Una vez que la herencia de mi tío unida a la que me dejaron mis padres me convirtiera en hombre rico, antojáraseme asegurar el porvenir de Esmeralda y llevar a cabo mi pensamiento con beneplácito del buen sacerdote, en cuyas manos no tuve inconveniente en depositar para ella, por si llegaba a casarse, una pequeña dote, y en caso contrario y desde aquel mismo día, lo bastante para que, con arreglo a su estado pasase el resto de su vida sin ningún género de privaciones y en un modesto bienestar.

Hecho esto y tranquilizada en parte mi desasosegada conciencia, acudí al otro día al lugar de la cita con la firmeza de quien para combatir algún oculto peligro hubiese ya salvado el peor de los escollos. Hallábase la pobre niña esperándome, risueña como la felicidad, cuando me acerqué a ella y la mandé sentarse a mi lado. Latiéndole el corazón de alegría y mirándome con sus ojos de paloma como si mirase a Dios, obedeció gozosa, cual si esperase oír de mis labios alguna dulce frase no murmurada a su oído mucho tiempo hacía. Pero yo di entonces comienzo a un discurso que escuchó en un principio absorta, procurando entender lo que yo quería decirla, y después con instintiva inquietud que iba creciendo de una manera poco tranquilizadora.

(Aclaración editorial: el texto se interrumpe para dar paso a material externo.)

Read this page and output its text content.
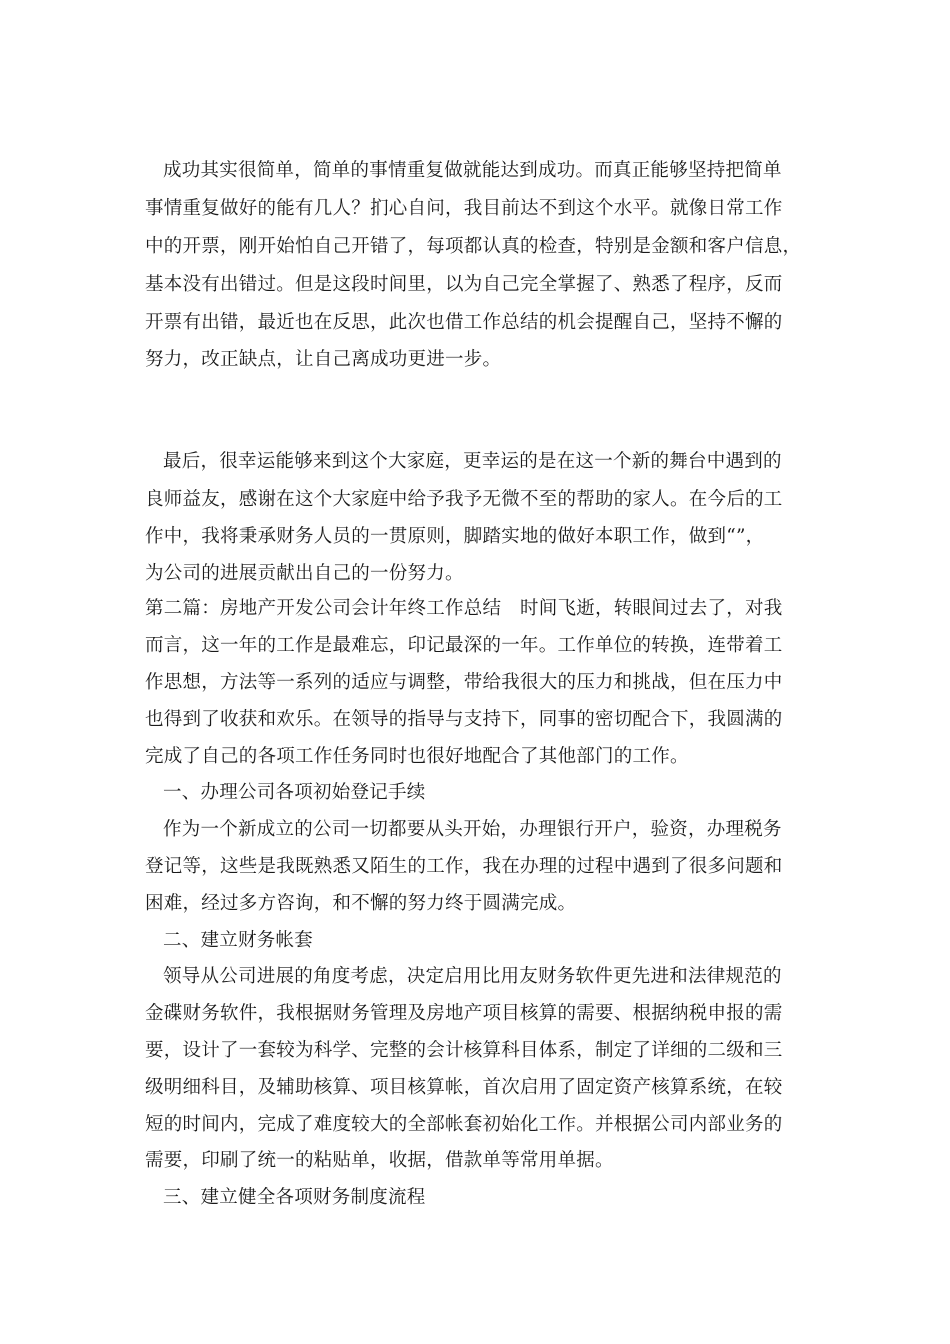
成功其实很简单，简单的事情重复做就能达到成功。而真正能够坚持把简单
事情重复做好的能有几人？扪心自问，我目前达不到这个水平。就像日常工作
中的开票，刚开始怕自己开错了，每项都认真的检查，特别是金额和客户信息，
基本没有出错过。但是这段时间里，以为自己完全掌握了、熟悉了程序，反而
开票有出错，最近也在反思，此次也借工作总结的机会提醒自己，坚持不懈的
努力，改正缺点，让自己离成功更进一步。
最后，很幸运能够来到这个大家庭，更幸运的是在这一个新的舞台中遇到的
良师益友，感谢在这个大家庭中给予我予无微不至的帮助的家人。在今后的工
作中，我将秉承财务人员的一贯原则，脚踏实地的做好本职工作，做到“”，
为公司的进展贡献出自己的一份努力。
第二篇：房地产开发公司会计年终工作总结　时间飞逝，转眼间过去了，对我
而言，这一年的工作是最难忘，印记最深的一年。工作单位的转换，连带着工
作思想，方法等一系列的适应与调整，带给我很大的压力和挑战，但在压力中
也得到了收获和欢乐。在领导的指导与支持下，同事的密切配合下，我圆满的
完成了自己的各项工作任务同时也很好地配合了其他部门的工作。
一、办理公司各项初始登记手续
作为一个新成立的公司一切都要从头开始，办理银行开户，验资，办理税务
登记等，这些是我既熟悉又陌生的工作，我在办理的过程中遇到了很多问题和
困难，经过多方咨询，和不懈的努力终于圆满完成。
二、建立财务帐套
领导从公司进展的角度考虑，决定启用比用友财务软件更先进和法律规范的
金碟财务软件，我根据财务管理及房地产项目核算的需要、根据纳税申报的需
要，设计了一套较为科学、完整的会计核算科目体系，制定了详细的二级和三
级明细科目，及辅助核算、项目核算帐，首次启用了固定资产核算系统，在较
短的时间内，完成了难度较大的全部帐套初始化工作。并根据公司内部业务的
需要，印刷了统一的粘贴单，收据，借款单等常用单据。
三、建立健全各项财务制度流程
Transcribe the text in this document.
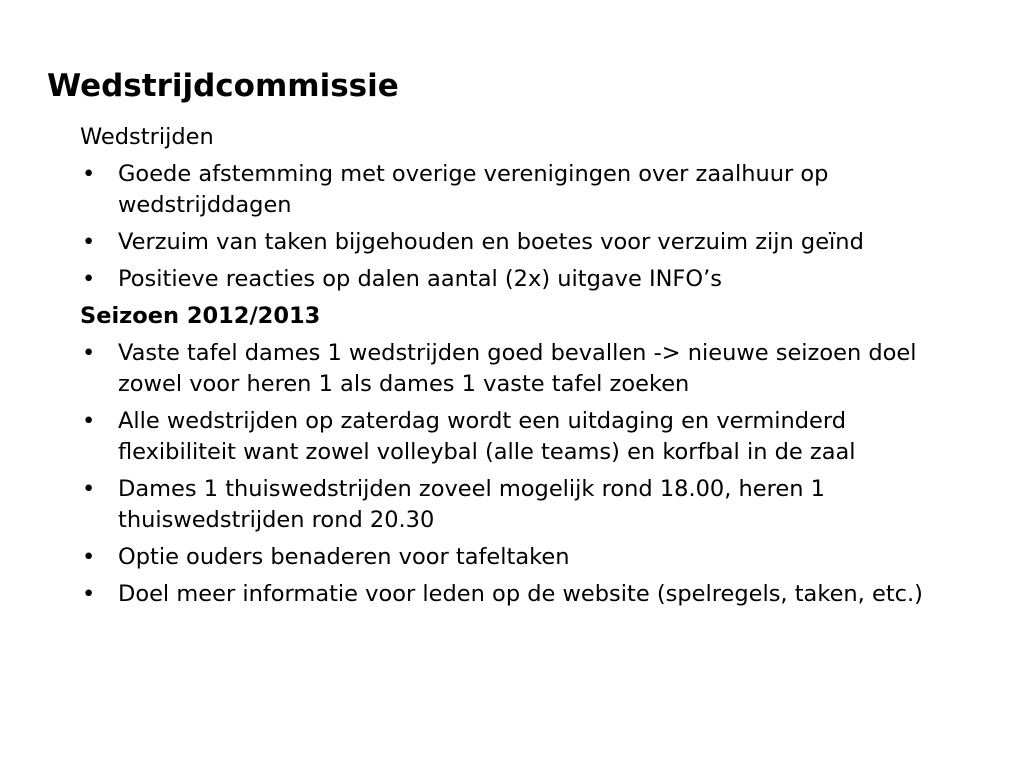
Wedstrijdcommissie
Wedstrijden
• Goede afstemming met overige verenigingen over zaalhuur op wedstrijddagen
• Verzuim van taken bijgehouden en boetes voor verzuim zijn geïnd
• Positieve reacties op dalen aantal (2x) uitgave INFO’s
Seizoen 2012/2013
• Vaste tafel dames 1 wedstrijden goed bevallen -> nieuwe seizoen doel zowel voor heren 1 als dames 1 vaste tafel zoeken
• Alle wedstrijden op zaterdag wordt een uitdaging en verminderd flexibiliteit want zowel volleybal (alle teams) en korfbal in de zaal
• Dames 1 thuiswedstrijden zoveel mogelijk rond 18.00, heren 1 thuiswedstrijden rond 20.30
• Optie ouders benaderen voor tafeltaken
• Doel meer informatie voor leden op de website (spelregels, taken, etc.)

-En resumen, Esmeralda -concluí diciéndola, decidido a entrar de lleno en lo más arduo de la cuestión- ya comprenderás que no puedo ser tu marido, y no porque me hiciese vacilar en ello lo humilde de tu condición, siendo como eres una joven de delicados instintos y corazón sensible, sino porque amo a otra, la amo con toda mi alma, con todas mis fuerzas y para siempre, y nuestra unión sería por lo tanto un germen de perenne desventura. Fuelo asimismo para ti en cierto modo el que me hubieras conocido, mas ya que esto no tiene remedio procuraremos subsanar los pasados yerros enmendándonos y tomando por menos torcidas sendas que las que hasta el presente hemos recorrido juntos. Separémonos, pues, cual nos lo ordena el deber; olvídame y vive segura de que en adelante ya nada faltará a tu bienestar, pues queriendo darte la última prueba de la estimación que me mereces, te he señalado una pensión vitalicia que te permitirá pasar con holgura tu juventud y tu vejez.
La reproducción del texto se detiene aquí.